When the wife saw Mr. Bhattarai again during her morning walk, he waved at her. She had the dogs with her today, and they were pulling her in opposite directions. Two huge Alsatians stubbornly involved in a tug-of-war as she tried to control them must have made for a silly sight. Mr. Bhattarai ran to her and ordered the dogs in a loud, booming voice to sit down, and they strangely did as they were told. He asked her about her retirement. She knew she should keep quiet, but she confided it was depressing. There was nothing to do all day, and the robot—that's what they called a servant in the family, ha-ha—was impatient when she entered the kitchen. She had initially thought she'd read a lot but realized now how out of touch she was.

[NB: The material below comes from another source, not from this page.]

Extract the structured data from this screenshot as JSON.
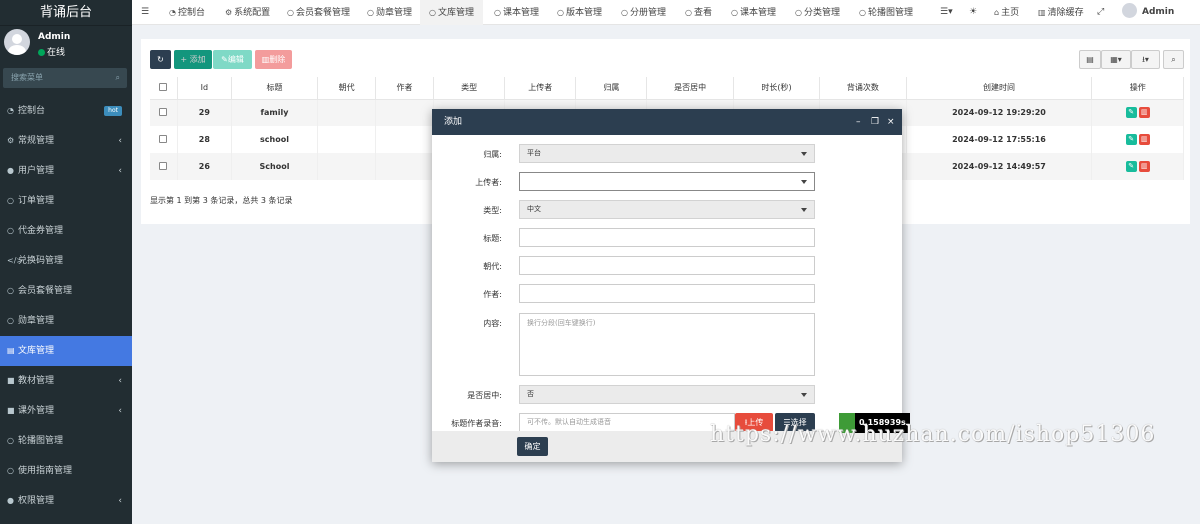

She'd read page after page, and the words felt welcoming but barely registered. What books was she reading? Oh, Tolstoy. He suggested she start with a lighter book. She was always a reader when young, she replied. Then
restart
with something light, he reworded himself, a book whose lines she didn't have to go through over and over again. She asked for suggestions. He couldn't think off the top of his head, but there had to be something. How about Mills & Boons? She laughed at his idea and asked about his familiarity with romance novels. Oh, no, no, he began reading them when Manju was in the hospital—light and fluffy stuff, just the books that didn't require too much energy for him to become engrossed in. Once she was habituated, rehabituated, she could graduate to heavier material.